22.3. Thus, in view of the above, we do not find any force in the submission made by Shri Bhattacharjee that mere absconding by the appellant after commission of the crime and remaining untraceable for such a long time itself can establish his guilt. Absconding by itself is not conclusive either of guilt or of guilty conscience.

23. The defence did not even make a suggestion to Sujit Mondal, PW-1, that he was not injured by the appellant with a knife. The evidence of PW-1, therefore, cannot be ignored. However, as the prosecution failed to produce any evidence to the effect that Sujit Mondal, PW-1, remained admitted in PHC Raninagar. That part of the evidence has been ignored by the Trial Court as well as by the High Court.
Testimony of Sole Witness:

24. Shri Bagga has also submitted that there was sole testimony of Sujit Mondal, PW-1, and the rest, i.e. depositions of PW-2 to PW-8, could be treated merely as a hearsay. The same cannot be relied upon for conviction.

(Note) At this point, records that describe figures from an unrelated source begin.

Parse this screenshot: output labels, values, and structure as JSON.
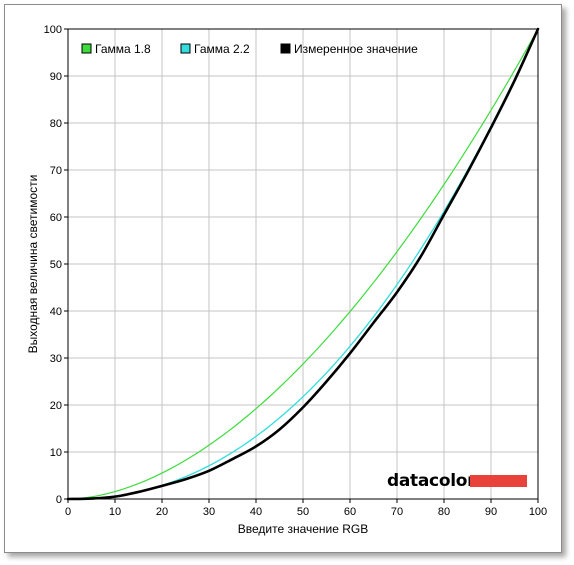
{
  "chart_data": {
    "type": "line",
    "title": "",
    "xlabel": "Введите значение RGB",
    "ylabel": "Выходная величина светимости",
    "xlim": [
      0,
      100
    ],
    "ylim": [
      0,
      100
    ],
    "xticks": [
      "0",
      "10",
      "20",
      "30",
      "40",
      "50",
      "60",
      "70",
      "80",
      "90",
      "100"
    ],
    "yticks": [
      "0",
      "10",
      "20",
      "30",
      "40",
      "50",
      "60",
      "70",
      "80",
      "90",
      "100"
    ],
    "grid": true,
    "legend_position": "top-left",
    "series": [
      {
        "name": "Гамма 1.8",
        "color": "#3ddc3d",
        "gamma": 1.8
      },
      {
        "name": "Гамма 2.2",
        "color": "#33dddd",
        "gamma": 2.2
      },
      {
        "name": "Измеренное значение",
        "color": "#000000",
        "x": [
          0,
          5,
          10,
          15,
          20,
          25,
          30,
          35,
          40,
          45,
          50,
          55,
          60,
          65,
          70,
          75,
          80,
          85,
          90,
          95,
          100
        ],
        "y": [
          0,
          0.1,
          0.5,
          1.5,
          2.8,
          4.2,
          6.0,
          8.5,
          11.2,
          14.8,
          19.5,
          25.0,
          31.0,
          37.5,
          44.0,
          51.5,
          60.5,
          69.5,
          79.0,
          89.0,
          100
        ]
      }
    ]
  },
  "brand": {
    "name": "datacolor",
    "bar_color": "#e8423b"
  }
}
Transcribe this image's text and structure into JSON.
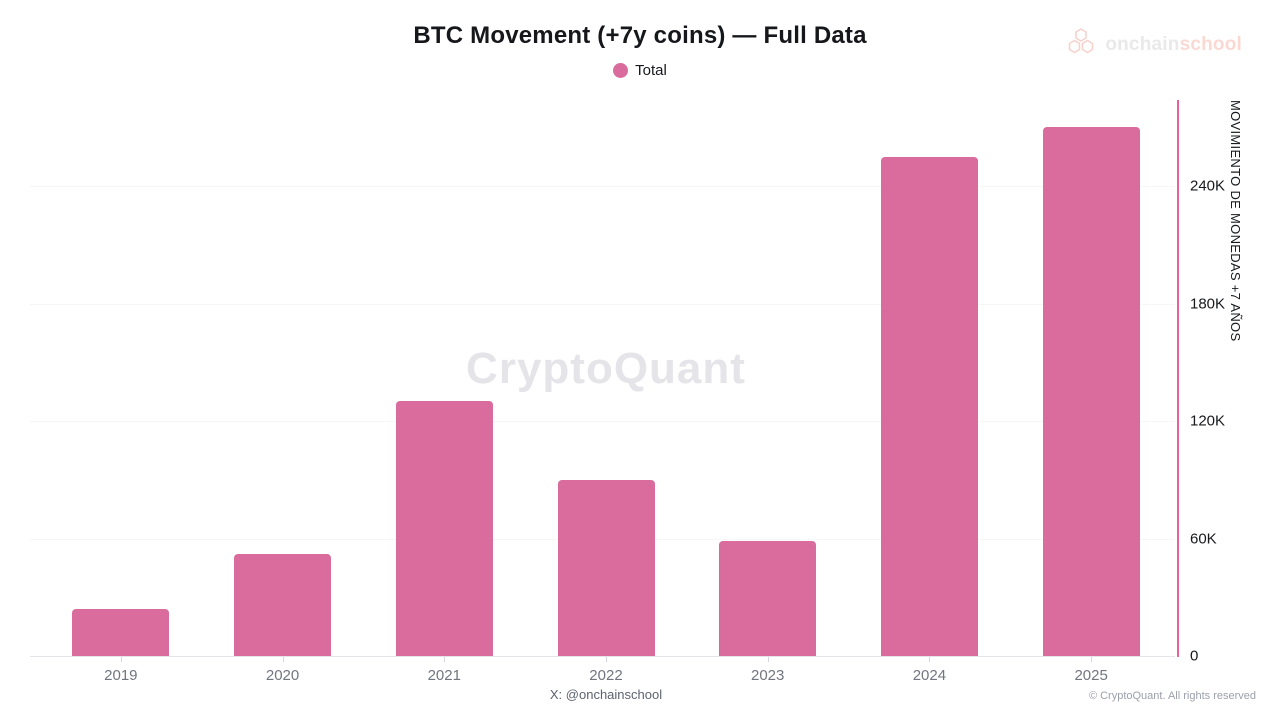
{
  "header": {
    "title": "BTC Movement (+7y coins) — Full Data",
    "legend": {
      "label": "Total",
      "dot_color": "#da6b9d"
    },
    "logo": {
      "text_primary": "onchain",
      "text_secondary": "school"
    }
  },
  "watermark": "CryptoQuant",
  "footer": {
    "caption": "X: @onchainschool",
    "copyright": "© CryptoQuant. All rights reserved"
  },
  "chart_data": {
    "type": "bar",
    "title": "BTC Movement (+7y coins) — Full Data",
    "categories": [
      "2019",
      "2020",
      "2021",
      "2022",
      "2023",
      "2024",
      "2025"
    ],
    "series": [
      {
        "name": "Total",
        "color": "#da6b9d",
        "values": [
          24000,
          52000,
          130000,
          90000,
          58500,
          255000,
          270000
        ]
      }
    ],
    "xlabel": "",
    "ylabel": "MOVIMIENTO DE MONEDAS +7 AÑOS",
    "y_ticks": [
      "0",
      "60K",
      "120K",
      "180K",
      "240K"
    ],
    "y_tick_values": [
      0,
      60000,
      120000,
      180000,
      240000
    ],
    "ylim": [
      0,
      284000
    ],
    "grid": "horizontal-faint",
    "legend_position": "top-center",
    "colors": {
      "bar": "#da6b9d",
      "axis_line": "#ec5f99",
      "gridline": "#f6f6f8",
      "baseline": "#e4e4ea"
    }
  }
}
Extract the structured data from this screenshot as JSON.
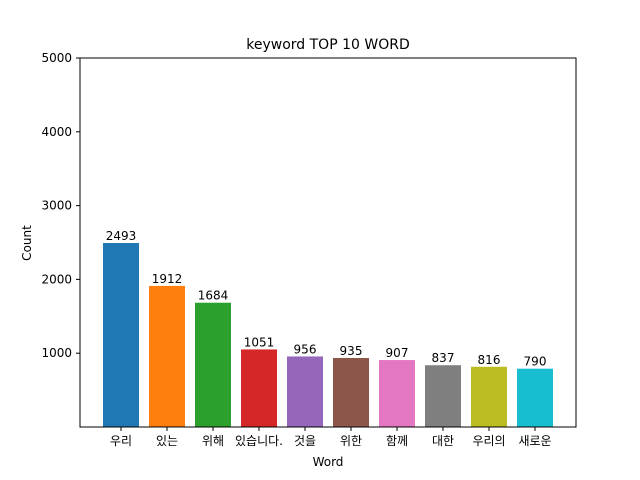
{
  "chart_data": {
    "type": "bar",
    "title": "keyword TOP 10 WORD",
    "xlabel": "Word",
    "ylabel": "Count",
    "categories": [
      "우리",
      "있는",
      "위해",
      "있습니다.",
      "것을",
      "위한",
      "함께",
      "대한",
      "우리의",
      "새로운"
    ],
    "values": [
      2493,
      1912,
      1684,
      1051,
      956,
      935,
      907,
      837,
      816,
      790
    ],
    "colors": [
      "#1f77b4",
      "#ff7f0e",
      "#2ca02c",
      "#d62728",
      "#9467bd",
      "#8c564b",
      "#e377c2",
      "#7f7f7f",
      "#bcbd22",
      "#17becf"
    ],
    "ylim": [
      0,
      5000
    ],
    "yticks": [
      1000,
      2000,
      3000,
      4000,
      5000
    ],
    "grid": false,
    "legend": "none"
  }
}
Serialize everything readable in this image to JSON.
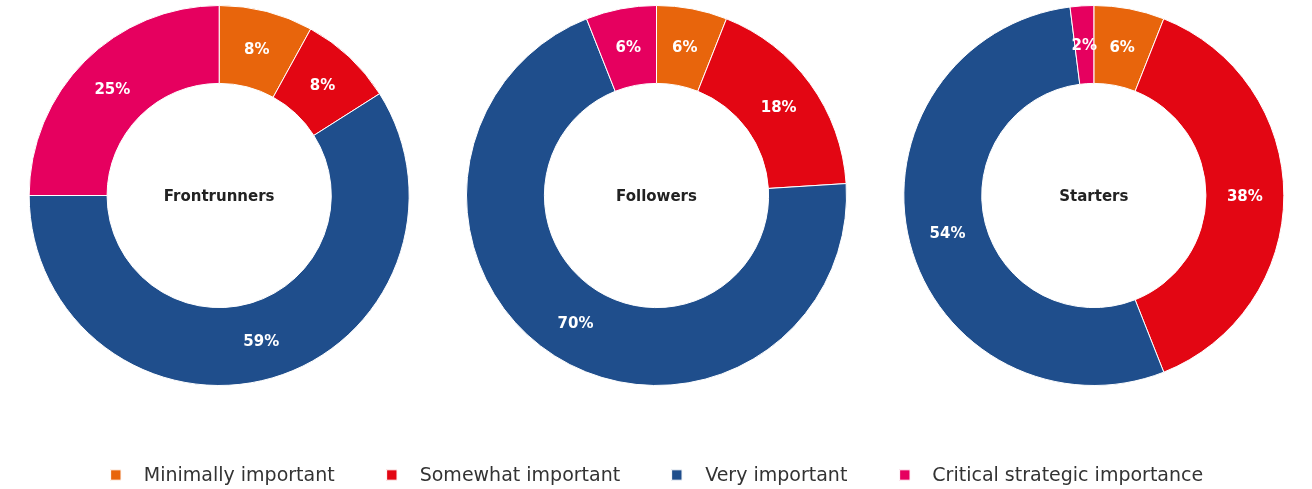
{
  "chart_data": {
    "type": "donut",
    "categories": [
      "Minimally important",
      "Somewhat important",
      "Very important",
      "Critical strategic importance"
    ],
    "colors": [
      "#e8650c",
      "#e30613",
      "#1f4e8c",
      "#e6005f"
    ],
    "legend": "bottom",
    "series": [
      {
        "name": "Frontrunners",
        "values": [
          8,
          8,
          59,
          25
        ],
        "value_labels": [
          "8%",
          "8%",
          "59%",
          "25%"
        ]
      },
      {
        "name": "Followers",
        "values": [
          6,
          18,
          70,
          6
        ],
        "value_labels": [
          "6%",
          "18%",
          "70%",
          "6%"
        ]
      },
      {
        "name": "Starters",
        "values": [
          6,
          38,
          54,
          2
        ],
        "value_labels": [
          "6%",
          "38%",
          "54%",
          "2%"
        ]
      }
    ]
  }
}
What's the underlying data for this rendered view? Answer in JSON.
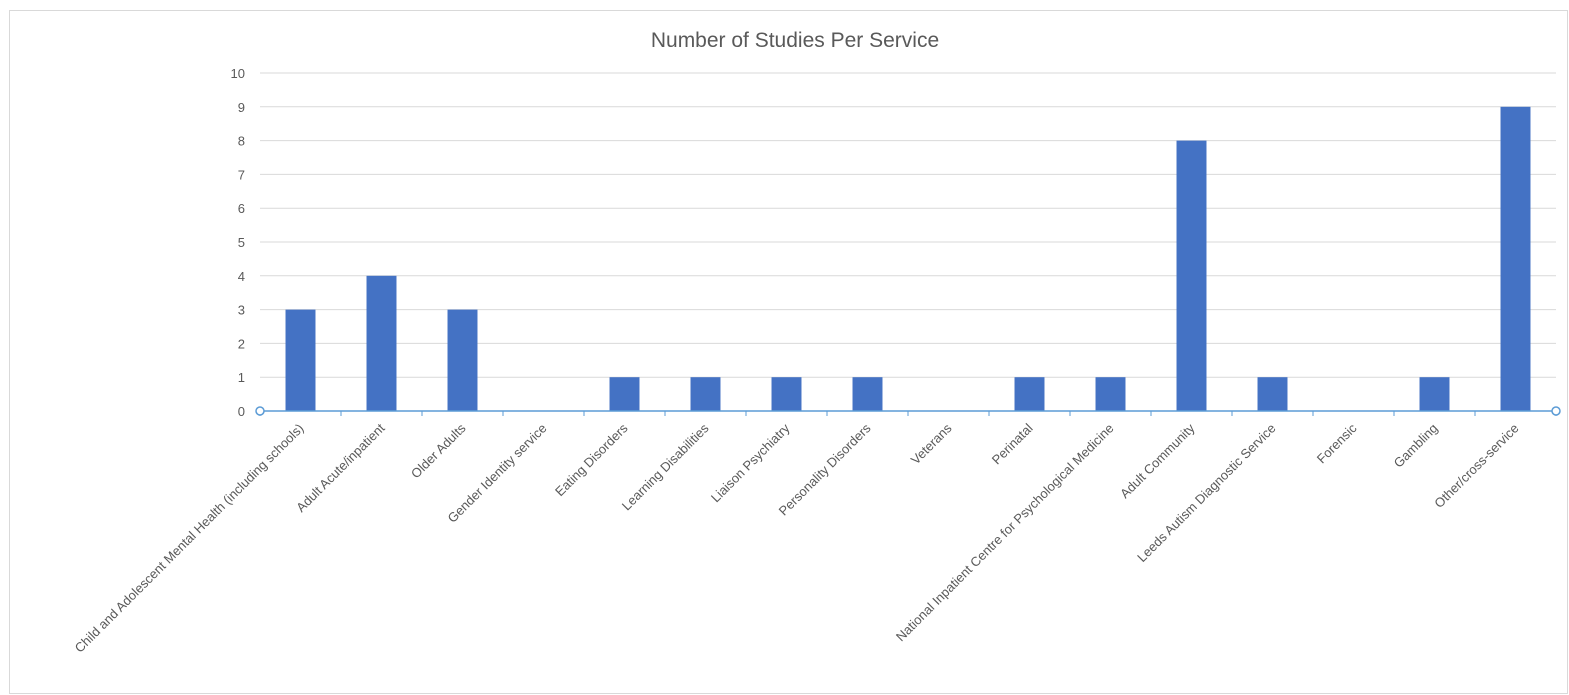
{
  "chart_data": {
    "type": "bar",
    "title": "Number of Studies Per Service",
    "categories": [
      "Child and Adolescent Mental Health (including schools)",
      "Adult Acute/inpatient",
      "Older Adults",
      "Gender Identity service",
      "Eating Disorders",
      "Learning Disabilities",
      "Liaison Psychiatry",
      "Personality Disorders",
      "Veterans",
      "Perinatal",
      "National Inpatient Centre for Psychological Medicine",
      "Adult Community",
      "Leeds Autism Diagnostic Service",
      "Forensic",
      "Gambling",
      "Other/cross-service"
    ],
    "values": [
      3,
      4,
      3,
      0,
      1,
      1,
      1,
      1,
      0,
      1,
      1,
      8,
      1,
      0,
      1,
      9
    ],
    "ylim": [
      0,
      10
    ],
    "yticks": [
      "0",
      "1",
      "2",
      "3",
      "4",
      "5",
      "6",
      "7",
      "8",
      "9",
      "10"
    ],
    "grid": true,
    "bar_color": "#4472c4",
    "axis_color": "#5b9bd5",
    "grid_color": "#d9d9d9"
  }
}
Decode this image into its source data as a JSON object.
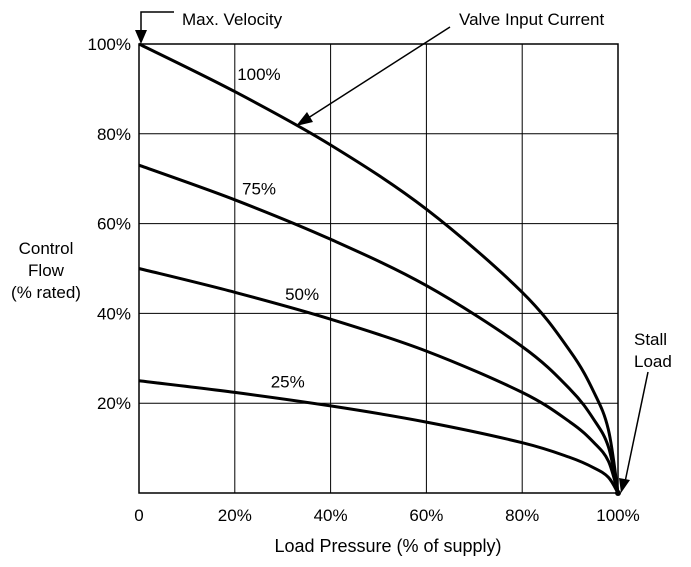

25. In Sunil Kumar v. State Govt. of NCT of Delhi [JT 2003 (Suppl. 2) SC 426 : 2003 (11) SCC 367], this Court repelled a similar submission observing that as a general rule the Court can and may act on the testimony of a single witness provided he is wholly reliable. There is no legal impediment in convicting a person on the sole testimony of a single witness. That is the logic of Section 134 of the Evidence Act, 1872. But if there are doubts about the testimony the courts will insist on corroboration. In fact, it is not the number, the quantity, but the quality that is material. The time-honoured principle is that evidence has to be weighed and not counted. The test is whether the evidence has a ring of truth, is cogent, credible and trustworthy or otherwise.

26. In Namdeo v. State of Maharashtra [JT 2007 (4) SC 618 : 2007 (14) SCC 150], this Court reiterated the similar view observing that it is the quality and not the quantity of evidence which is necessary for proving or disproving a fact. The legal system has laid emphasis on value, weight and quality of evidence rather than on quantity, multiplicity or plurality of witnesses. It is, therefore, open to a competent court to fully and completely rely on a solitary witness and record conviction. Conversely, it may acquit the accused in spite of testimony of several witnesses if it is not satisfied about the quality of evidence.

27. In Kunju @ Balachandran v. State of Tamil Nadu [JT 2008 (1) SC 450 : AIR 2008 SC 1381], a similar view has been reiterated placing reliance on various earlier judgments of this court including Jagdish Prasad v. State of M.P. [AIR 1994 SC 1251]; and Vadivelu Thevar v. State of Madras [AIR 1957 SC 614].

28. Thus, in view of the above, the bald contention made by Shri Bagga that no conviction can be recorded in case of a solitary eye-witness has no force and is negatived accordingly.

29. In view of the above, we are of the considered opinion that the facts and circumstances of the case do not present special features warranting the review of the judgments/orders of the courts below. Appeal lacks merit and is accordingly dismissed.

30. Before parting with the case, we record our appreciation, thanks and gratitude to Shri Seeraj Bagga in rendering full assistance to the Court during the course of hearing.